Consider this Isabelle code
theory Scratch imports Main begin
datatype Expr = Const nat | Plus Expr Expr
it is quite reasonable to instantiate the plus
type class to get nice syntax for the Plus
constructor:
instantiation Expr :: plus
begin
definition "plus_Exp = Plus"
instance..
end
But now, +
and Plus
are still separate constants. In particular, I cannot (easily) use +
in a function definition, e.g.
fun swap where
"swap (Const n) = Const n"
| "swap (e1 + e2) = e2 + e1"
will print
Malformed definition:
Non-constructor pattern not allowed in sequential mode.
⋀e1 e2. swap (e1 + e2) = e2 + e1
How can I instantiate a type class with an existing constant instead of defining a new one?
Type class instantiations in Isabelle always introduce new constants for the parameters of the type class. Thus, you cannot say that plus
(written infix as +
) shall be the same as Plus
. However, you can go the other way around, namely instantiate the type class first and only later declare the operations on the type class as the constructors of the datatype.
One such case can be found in the theory Extended_Nat where the type enat
is constructed manually via a typedef
, then the infinity type class is instantiated, and finally enat
is declared as a datatype with two constructors using old_rep_datatype
. However, this is a very simple case of a non-recursive datatype without type variables. In case of your expression example, I recommend that you do the following:
Define a type expr_aux
with datatype expr_aux = Const_aux nat | Plus_aux expr_aux expr_aux
.
Define a expr
as a type copy of expr_aux
with typedef expr = "UNIV :: expr_aux set"
and setup_lifting type_definition_expr
.
Lift the constructor Const_aux
to expr
with the lifting package: lift_definition Const :: "nat => expr" is Const_aux .
Instantiate the type class plus
:
instantiation expr :: plus begin
lift_definition plus_expr :: "expr => expr => expr" is Plus_aux .
instance ..
end
Register expr
as a datatype with old_rep_datatype expr Const "plus :: expr => _"
and an appropriate proof (use transfer
).
Define an abbreviation Plus :: "expr => expr => expr" where "Plus == plus"

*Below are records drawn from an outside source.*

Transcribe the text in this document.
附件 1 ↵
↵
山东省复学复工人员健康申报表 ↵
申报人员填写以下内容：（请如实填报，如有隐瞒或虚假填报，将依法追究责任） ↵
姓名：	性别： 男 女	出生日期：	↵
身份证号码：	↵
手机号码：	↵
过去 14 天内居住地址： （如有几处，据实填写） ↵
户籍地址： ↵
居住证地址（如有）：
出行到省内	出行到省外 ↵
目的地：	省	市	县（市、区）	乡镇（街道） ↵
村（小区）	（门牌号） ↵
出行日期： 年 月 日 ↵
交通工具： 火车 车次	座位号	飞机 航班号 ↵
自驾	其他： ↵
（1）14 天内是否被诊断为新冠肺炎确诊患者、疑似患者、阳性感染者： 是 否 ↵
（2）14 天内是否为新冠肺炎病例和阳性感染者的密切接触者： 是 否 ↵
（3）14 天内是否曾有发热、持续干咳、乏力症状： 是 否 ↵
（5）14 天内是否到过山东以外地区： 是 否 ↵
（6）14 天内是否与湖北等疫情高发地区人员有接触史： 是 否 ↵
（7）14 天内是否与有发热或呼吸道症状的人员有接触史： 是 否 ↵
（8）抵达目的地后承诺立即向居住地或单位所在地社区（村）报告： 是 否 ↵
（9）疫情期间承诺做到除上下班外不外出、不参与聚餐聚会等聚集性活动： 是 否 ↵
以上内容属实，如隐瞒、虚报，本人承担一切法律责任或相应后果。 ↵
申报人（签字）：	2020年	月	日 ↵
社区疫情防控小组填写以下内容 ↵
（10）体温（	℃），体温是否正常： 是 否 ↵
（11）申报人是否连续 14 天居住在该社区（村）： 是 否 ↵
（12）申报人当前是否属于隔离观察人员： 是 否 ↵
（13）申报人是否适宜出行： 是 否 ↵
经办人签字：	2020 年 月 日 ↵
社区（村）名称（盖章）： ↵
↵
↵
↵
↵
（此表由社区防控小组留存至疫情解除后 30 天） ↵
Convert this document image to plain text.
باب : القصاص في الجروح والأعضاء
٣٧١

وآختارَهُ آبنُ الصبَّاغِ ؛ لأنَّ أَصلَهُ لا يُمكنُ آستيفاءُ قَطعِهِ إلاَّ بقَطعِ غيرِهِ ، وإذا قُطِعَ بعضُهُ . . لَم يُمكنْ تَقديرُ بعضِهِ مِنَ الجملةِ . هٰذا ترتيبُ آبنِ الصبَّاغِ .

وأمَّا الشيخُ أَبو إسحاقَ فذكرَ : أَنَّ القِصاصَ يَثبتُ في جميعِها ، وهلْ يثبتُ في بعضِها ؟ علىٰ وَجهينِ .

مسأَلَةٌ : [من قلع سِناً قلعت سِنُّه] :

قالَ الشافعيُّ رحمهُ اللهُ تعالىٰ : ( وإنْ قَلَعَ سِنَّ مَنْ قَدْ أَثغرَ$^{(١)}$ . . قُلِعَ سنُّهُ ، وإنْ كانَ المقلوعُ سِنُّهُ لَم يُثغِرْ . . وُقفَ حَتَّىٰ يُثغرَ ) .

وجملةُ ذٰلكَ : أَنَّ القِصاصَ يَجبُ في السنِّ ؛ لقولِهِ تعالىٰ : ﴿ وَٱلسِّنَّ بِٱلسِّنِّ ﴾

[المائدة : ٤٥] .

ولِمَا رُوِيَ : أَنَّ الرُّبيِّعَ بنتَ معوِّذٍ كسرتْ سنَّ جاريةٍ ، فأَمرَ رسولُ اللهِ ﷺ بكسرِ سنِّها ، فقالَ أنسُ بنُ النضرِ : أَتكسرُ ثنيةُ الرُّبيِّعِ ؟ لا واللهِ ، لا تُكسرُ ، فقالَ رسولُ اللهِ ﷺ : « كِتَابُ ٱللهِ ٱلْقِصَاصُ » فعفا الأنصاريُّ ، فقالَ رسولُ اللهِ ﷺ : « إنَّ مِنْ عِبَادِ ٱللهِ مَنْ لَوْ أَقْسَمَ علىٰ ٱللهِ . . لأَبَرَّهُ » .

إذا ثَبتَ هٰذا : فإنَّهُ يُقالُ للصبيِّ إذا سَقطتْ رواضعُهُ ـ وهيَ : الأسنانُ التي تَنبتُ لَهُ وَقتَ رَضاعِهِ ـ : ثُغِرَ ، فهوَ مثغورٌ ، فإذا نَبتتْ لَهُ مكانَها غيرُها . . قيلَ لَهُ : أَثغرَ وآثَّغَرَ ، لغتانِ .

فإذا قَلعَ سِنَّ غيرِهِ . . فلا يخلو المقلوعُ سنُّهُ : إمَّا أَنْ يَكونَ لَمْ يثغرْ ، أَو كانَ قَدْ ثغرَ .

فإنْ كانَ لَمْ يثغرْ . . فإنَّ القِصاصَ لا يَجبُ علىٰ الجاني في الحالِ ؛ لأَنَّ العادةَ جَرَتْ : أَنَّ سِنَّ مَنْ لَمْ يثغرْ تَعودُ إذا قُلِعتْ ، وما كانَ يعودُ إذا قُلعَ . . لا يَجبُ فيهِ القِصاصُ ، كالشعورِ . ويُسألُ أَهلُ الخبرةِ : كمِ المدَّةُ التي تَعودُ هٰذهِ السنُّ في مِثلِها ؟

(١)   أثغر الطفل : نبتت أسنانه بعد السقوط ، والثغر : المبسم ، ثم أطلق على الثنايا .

Obviously, this is very tedious. If you just want to use pattern matching in functions, you can use the free_constructor
command to register the constructors Const
and plus :: expr => expr => expr
as new constructors of expr
after the instantiation. If you then add "Plus = plus" as a simp rule, this should be almost as good as the tedious way. Yet, I do not know how well the various packages (in particular case syntax) cope with this re-registration of the constructors.